Island Genomic Observatories - a network for island arthropod
conservation and broader biodiversity understanding
With strategic implementation, an island Genomic Observatories Network
(iGON) has the potential to advance understanding in three areas, the
first and more fundamental of which is that of knowledge acquisition and
transfer for conservation and sustainable management. Arthropods
dominate the native and endemic fractions of island biodiversity, while
also representing substantial invasive species risk, but are data
deficient compared to vertebrates and plants. HTS barcoding can greatly
contribute to knowledge deficits concerning species inventory, species
distributions, the geographic structuring of genetic variation within
species, and the factors that explain this structure (e.g. Arjona et
al., 2022 this issue). With specific regard to islands, the generation
of HTS barcode data within an iGON opens the door to improved
investigation of fundamental island biogeographic theory using
arthropods (e.g. Andújar et al., 2022; Armstrong et al., 2022; Lim et
al., 2021 this issue). Finally, island communities can be leveraged to
address the recognised need for integration across the disciplines of
macroecology and macroevolution, where synthesising data, tools and
perspectives is required (McGill et al., 2019). The often simplified and
replicated nature of island ecosystems, together with increasingly
available technology to characterise the arthropod fractions of their
biodiversity, provides a profitable arena for such integration.

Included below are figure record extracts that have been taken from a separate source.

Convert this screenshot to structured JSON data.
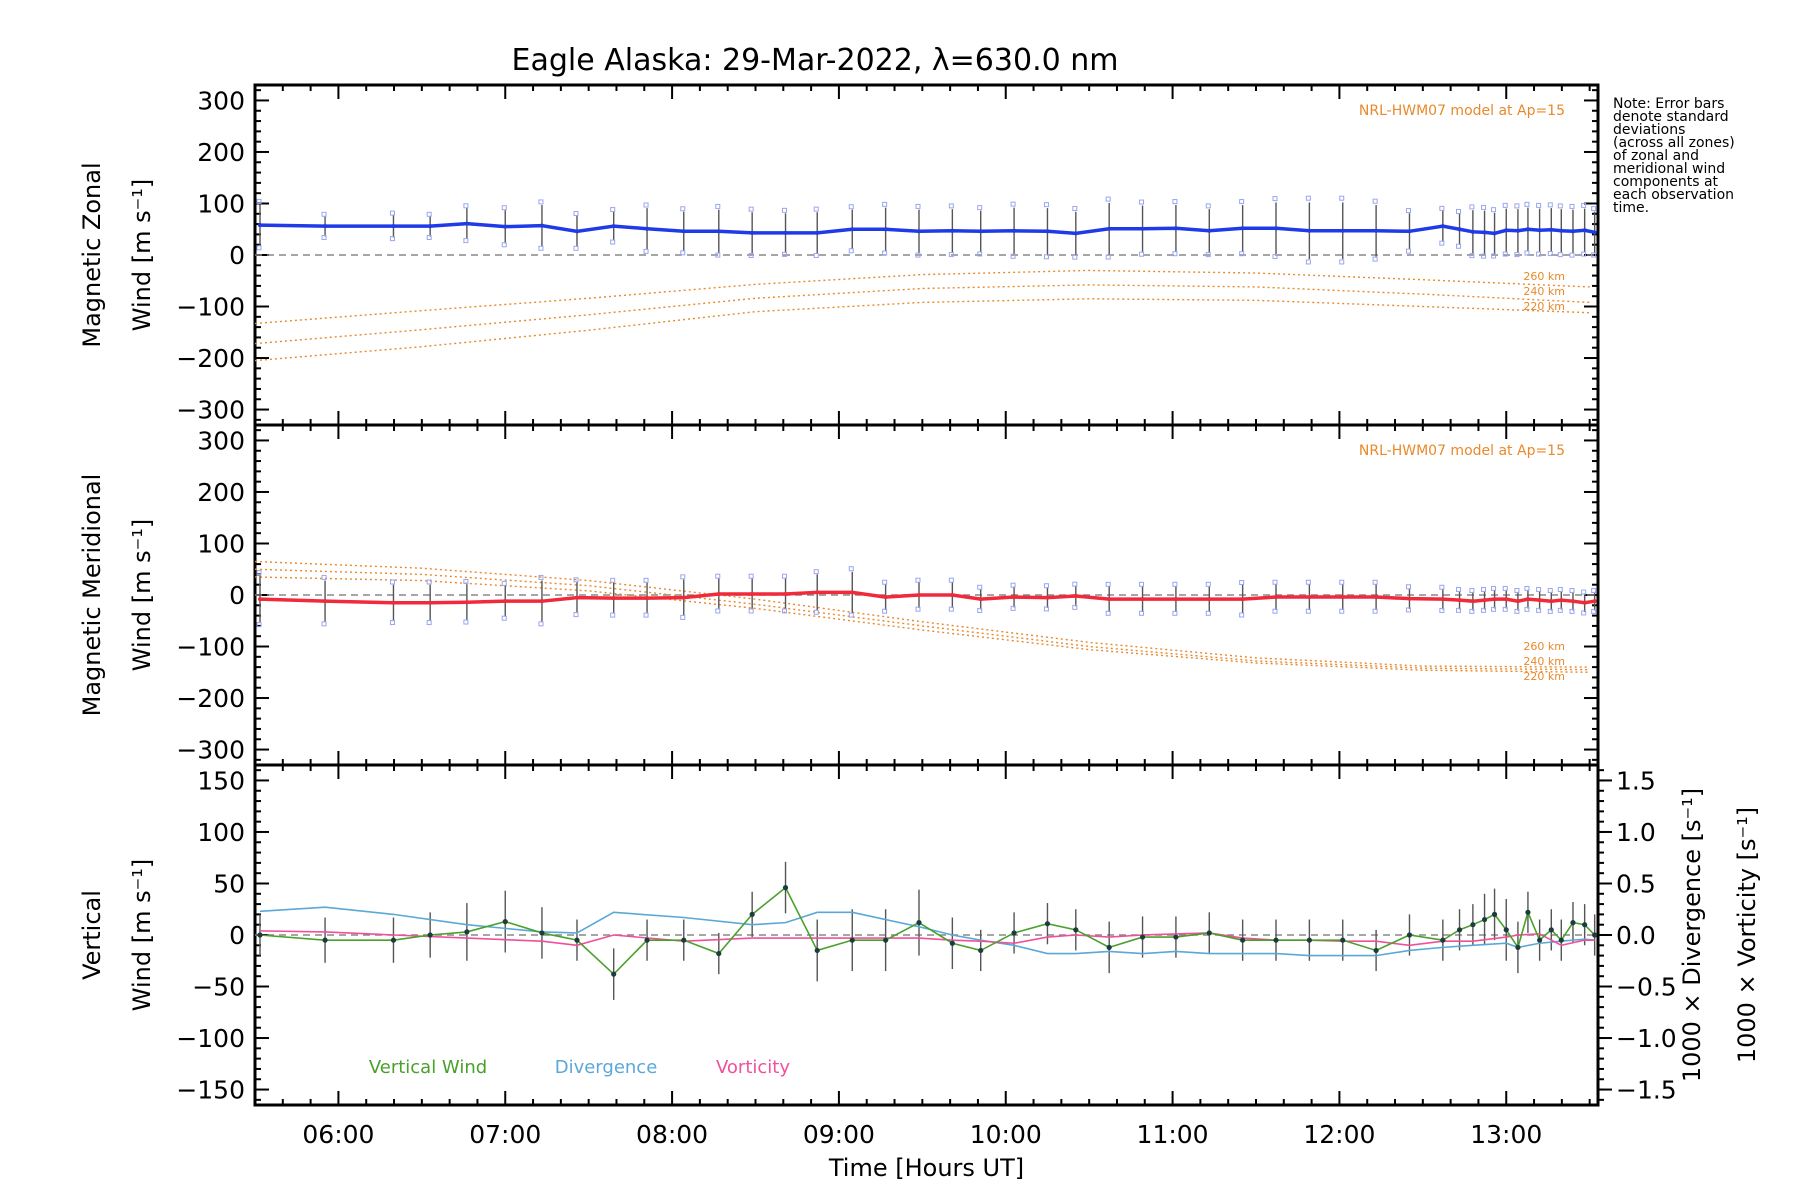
{
  "title": "Eagle Alaska: 29-Mar-2022, λ=630.0 nm",
  "note": [
    "Note: Error bars",
    "denote standard",
    "deviations",
    "(across all zones)",
    "of zonal and",
    "meridional wind",
    "components at",
    "each observation",
    "time."
  ],
  "colors": {
    "zonal": "#1f3be8",
    "meridional": "#f02a3a",
    "model": "#e8892b",
    "vertical": "#4aa02c",
    "divergence": "#5aa8d8",
    "vorticity": "#f0509a",
    "errorbar": "#555555",
    "zone": "#9aa6ee"
  },
  "chart_data": [
    {
      "type": "line",
      "panel": "zonal",
      "ylabel_line1": "Magnetic Zonal",
      "ylabel_line2": "Wind [m s⁻¹]",
      "model_label": "NRL-HWM07 model at Ap=15",
      "ylim": [
        -330,
        330
      ],
      "yticks": [
        "300",
        "200",
        "100",
        "0",
        "−100",
        "−200",
        "−300"
      ],
      "ytick_values": [
        300,
        200,
        100,
        0,
        -100,
        -200,
        -300
      ],
      "x": [
        5.53,
        5.92,
        6.33,
        6.55,
        6.77,
        7.0,
        7.22,
        7.43,
        7.65,
        7.85,
        8.07,
        8.28,
        8.48,
        8.68,
        8.87,
        9.08,
        9.28,
        9.48,
        9.68,
        9.85,
        10.05,
        10.25,
        10.42,
        10.62,
        10.82,
        11.02,
        11.22,
        11.42,
        11.62,
        11.82,
        12.02,
        12.22,
        12.42,
        12.62,
        12.72,
        12.8,
        12.87,
        12.93,
        13.0,
        13.07,
        13.13,
        13.2,
        13.27,
        13.33,
        13.4,
        13.47,
        13.53
      ],
      "values": [
        58,
        56,
        56,
        56,
        61,
        55,
        57,
        46,
        56,
        51,
        46,
        46,
        43,
        43,
        43,
        50,
        50,
        46,
        47,
        46,
        47,
        46,
        42,
        51,
        51,
        52,
        47,
        52,
        52,
        47,
        47,
        47,
        46,
        56,
        50,
        45,
        44,
        42,
        48,
        47,
        50,
        48,
        49,
        47,
        46,
        48,
        44
      ],
      "errors": [
        40,
        20,
        22,
        20,
        30,
        32,
        40,
        30,
        28,
        40,
        38,
        42,
        40,
        38,
        40,
        38,
        42,
        42,
        42,
        40,
        45,
        45,
        42,
        50,
        45,
        45,
        42,
        45,
        50,
        55,
        55,
        50,
        35,
        30,
        30,
        42,
        42,
        40,
        42,
        42,
        42,
        42,
        42,
        42,
        42,
        42,
        40
      ],
      "models": [
        {
          "name": "260 km",
          "x": [
            5.5,
            6.5,
            7.5,
            8.5,
            9.5,
            10.5,
            11.5,
            12.5,
            13.5
          ],
          "values": [
            -133,
            -108,
            -84,
            -57,
            -38,
            -30,
            -35,
            -48,
            -62
          ]
        },
        {
          "name": "240 km",
          "x": [
            5.5,
            6.5,
            7.5,
            8.5,
            9.5,
            10.5,
            11.5,
            12.5,
            13.5
          ],
          "values": [
            -172,
            -145,
            -116,
            -84,
            -65,
            -58,
            -62,
            -76,
            -92
          ]
        },
        {
          "name": "220 km",
          "x": [
            5.5,
            6.5,
            7.5,
            8.5,
            9.5,
            10.5,
            11.5,
            12.5,
            13.5
          ],
          "values": [
            -205,
            -178,
            -146,
            -110,
            -92,
            -85,
            -88,
            -100,
            -112
          ]
        }
      ]
    },
    {
      "type": "line",
      "panel": "meridional",
      "ylabel_line1": "Magnetic Meridional",
      "ylabel_line2": "Wind [m s⁻¹]",
      "model_label": "NRL-HWM07 model at Ap=15",
      "ylim": [
        -330,
        330
      ],
      "yticks": [
        "300",
        "200",
        "100",
        "0",
        "−100",
        "−200",
        "−300"
      ],
      "ytick_values": [
        300,
        200,
        100,
        0,
        -100,
        -200,
        -300
      ],
      "x": [
        5.53,
        5.92,
        6.33,
        6.55,
        6.77,
        7.0,
        7.22,
        7.43,
        7.65,
        7.85,
        8.07,
        8.28,
        8.48,
        8.68,
        8.87,
        9.08,
        9.28,
        9.48,
        9.68,
        9.85,
        10.05,
        10.25,
        10.42,
        10.62,
        10.82,
        11.02,
        11.22,
        11.42,
        11.62,
        11.82,
        12.02,
        12.22,
        12.42,
        12.62,
        12.72,
        12.8,
        12.87,
        12.93,
        13.0,
        13.07,
        13.13,
        13.2,
        13.27,
        13.33,
        13.4,
        13.47,
        13.53
      ],
      "values": [
        -8,
        -12,
        -15,
        -15,
        -14,
        -12,
        -12,
        -5,
        -6,
        -6,
        -5,
        2,
        2,
        2,
        5,
        5,
        -4,
        0,
        0,
        -8,
        -4,
        -5,
        -2,
        -8,
        -8,
        -8,
        -8,
        -8,
        -4,
        -4,
        -4,
        -4,
        -7,
        -8,
        -10,
        -12,
        -10,
        -8,
        -8,
        -12,
        -8,
        -10,
        -12,
        -10,
        -12,
        -15,
        -12
      ],
      "errors": [
        45,
        40,
        35,
        35,
        35,
        30,
        40,
        30,
        30,
        30,
        35,
        30,
        30,
        30,
        35,
        40,
        25,
        25,
        25,
        20,
        20,
        20,
        20,
        25,
        25,
        25,
        25,
        28,
        25,
        25,
        25,
        25,
        20,
        20,
        18,
        18,
        18,
        18,
        18,
        18,
        18,
        18,
        18,
        18,
        18,
        18,
        18
      ],
      "models": [
        {
          "name": "260 km",
          "x": [
            5.5,
            6.5,
            7.5,
            8.5,
            9.5,
            10.5,
            11.5,
            12.5,
            13.5
          ],
          "values": [
            65,
            52,
            28,
            -8,
            -52,
            -92,
            -122,
            -138,
            -140
          ]
        },
        {
          "name": "240 km",
          "x": [
            5.5,
            6.5,
            7.5,
            8.5,
            9.5,
            10.5,
            11.5,
            12.5,
            13.5
          ],
          "values": [
            50,
            40,
            18,
            -18,
            -60,
            -100,
            -128,
            -142,
            -145
          ]
        },
        {
          "name": "220 km",
          "x": [
            5.5,
            6.5,
            7.5,
            8.5,
            9.5,
            10.5,
            11.5,
            12.5,
            13.5
          ],
          "values": [
            35,
            28,
            8,
            -26,
            -68,
            -106,
            -132,
            -146,
            -150
          ]
        }
      ]
    },
    {
      "type": "line",
      "panel": "vertical",
      "ylabel_line1": "Vertical",
      "ylabel_line2": "Wind [m s⁻¹]",
      "y2label_div": "1000 × Divergence [s⁻¹]",
      "y2label_vort": "1000 × Vorticity [s⁻¹]",
      "ylim": [
        -165,
        165
      ],
      "yticks": [
        "150",
        "100",
        "50",
        "0",
        "−50",
        "−100",
        "−150"
      ],
      "ytick_values": [
        150,
        100,
        50,
        0,
        -50,
        -100,
        -150
      ],
      "y2lim": [
        -1.65,
        1.65
      ],
      "y2ticks": [
        "1.5",
        "1.0",
        "0.5",
        "0.0",
        "−0.5",
        "−1.0",
        "−1.5"
      ],
      "y2tick_values": [
        1.5,
        1.0,
        0.5,
        0.0,
        -0.5,
        -1.0,
        -1.5
      ],
      "xlabel": "Time [Hours UT]",
      "xticks": [
        "06:00",
        "07:00",
        "08:00",
        "09:00",
        "10:00",
        "11:00",
        "12:00",
        "13:00"
      ],
      "xtick_values": [
        6,
        7,
        8,
        9,
        10,
        11,
        12,
        13
      ],
      "xlim": [
        5.5,
        13.55
      ],
      "legend": [
        "Vertical Wind",
        "Divergence",
        "Vorticity"
      ],
      "x": [
        5.53,
        5.92,
        6.33,
        6.55,
        6.77,
        7.0,
        7.22,
        7.43,
        7.65,
        7.85,
        8.07,
        8.28,
        8.48,
        8.68,
        8.87,
        9.08,
        9.28,
        9.48,
        9.68,
        9.85,
        10.05,
        10.25,
        10.42,
        10.62,
        10.82,
        11.02,
        11.22,
        11.42,
        11.62,
        11.82,
        12.02,
        12.22,
        12.42,
        12.62,
        12.72,
        12.8,
        12.87,
        12.93,
        13.0,
        13.07,
        13.13,
        13.2,
        13.27,
        13.33,
        13.4,
        13.47,
        13.53
      ],
      "values": [
        0,
        -5,
        -5,
        0,
        3,
        13,
        2,
        -5,
        -38,
        -5,
        -5,
        -18,
        20,
        46,
        -15,
        -5,
        -5,
        12,
        -8,
        -15,
        2,
        11,
        5,
        -12,
        -2,
        -2,
        2,
        -5,
        -5,
        -5,
        -5,
        -15,
        0,
        -5,
        5,
        10,
        15,
        20,
        5,
        -12,
        22,
        -5,
        5,
        -5,
        12,
        10,
        0
      ],
      "errors": [
        20,
        22,
        22,
        22,
        28,
        30,
        25,
        20,
        25,
        20,
        20,
        20,
        22,
        25,
        30,
        30,
        30,
        32,
        25,
        20,
        20,
        20,
        20,
        25,
        20,
        20,
        20,
        20,
        20,
        20,
        20,
        20,
        20,
        20,
        20,
        20,
        25,
        25,
        30,
        25,
        20,
        20,
        20,
        20,
        20,
        20,
        20
      ],
      "divergence": {
        "x": [
          5.53,
          5.92,
          6.33,
          6.77,
          7.22,
          7.43,
          7.65,
          8.07,
          8.48,
          8.68,
          8.87,
          9.08,
          9.28,
          9.48,
          9.68,
          9.85,
          10.05,
          10.25,
          10.42,
          10.62,
          10.82,
          11.02,
          11.22,
          11.42,
          11.62,
          11.82,
          12.02,
          12.22,
          12.42,
          12.62,
          12.8,
          13.0,
          13.07,
          13.2,
          13.33,
          13.47,
          13.53
        ],
        "values": [
          0.23,
          0.27,
          0.2,
          0.1,
          0.03,
          0.02,
          0.22,
          0.17,
          0.1,
          0.12,
          0.22,
          0.22,
          0.15,
          0.08,
          0.0,
          -0.05,
          -0.1,
          -0.18,
          -0.18,
          -0.16,
          -0.18,
          -0.16,
          -0.18,
          -0.18,
          -0.18,
          -0.2,
          -0.2,
          -0.2,
          -0.15,
          -0.12,
          -0.1,
          -0.08,
          -0.12,
          -0.08,
          -0.06,
          -0.04,
          -0.05
        ]
      },
      "vorticity": {
        "x": [
          5.53,
          5.92,
          6.33,
          6.77,
          7.22,
          7.43,
          7.65,
          8.07,
          8.48,
          8.68,
          8.87,
          9.08,
          9.28,
          9.48,
          9.68,
          9.85,
          10.05,
          10.25,
          10.42,
          10.62,
          10.82,
          11.02,
          11.22,
          11.42,
          11.62,
          11.82,
          12.02,
          12.22,
          12.42,
          12.62,
          12.8,
          13.0,
          13.07,
          13.2,
          13.33,
          13.47,
          13.53
        ],
        "values": [
          0.04,
          0.03,
          0.0,
          -0.03,
          -0.06,
          -0.1,
          0.0,
          -0.06,
          -0.03,
          -0.03,
          -0.03,
          -0.03,
          -0.03,
          -0.03,
          -0.05,
          -0.06,
          -0.08,
          -0.02,
          0.0,
          -0.02,
          0.0,
          0.01,
          0.02,
          -0.03,
          -0.05,
          -0.05,
          -0.06,
          -0.06,
          -0.1,
          -0.06,
          -0.06,
          -0.02,
          0.0,
          0.01,
          -0.1,
          -0.05,
          -0.05
        ]
      }
    }
  ]
}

To explore the potential of an iGON for the advancement of fundamental
and applied biodiversity understanding, we use two recent reviews as a
guiding framework, focussed on open questions in island biology (Patiño
et al., 2017) and the unification of macroecology and macroevolution
(McGill et al., 2019). Within this framework, we identify key themes
within which collective and harmonised efforts in HTS arthropod
inventory (either in isolation or in concert with other approaches)
could yield significant advances in island biodiversity research (see
Fig. 1, Table 1). Some of these themes include questions related to
basic properties of species diversity of island arthropods, compared to
more studied vertebrate groups, while others pertain to fundamental
research areas that have been constrained by access to data.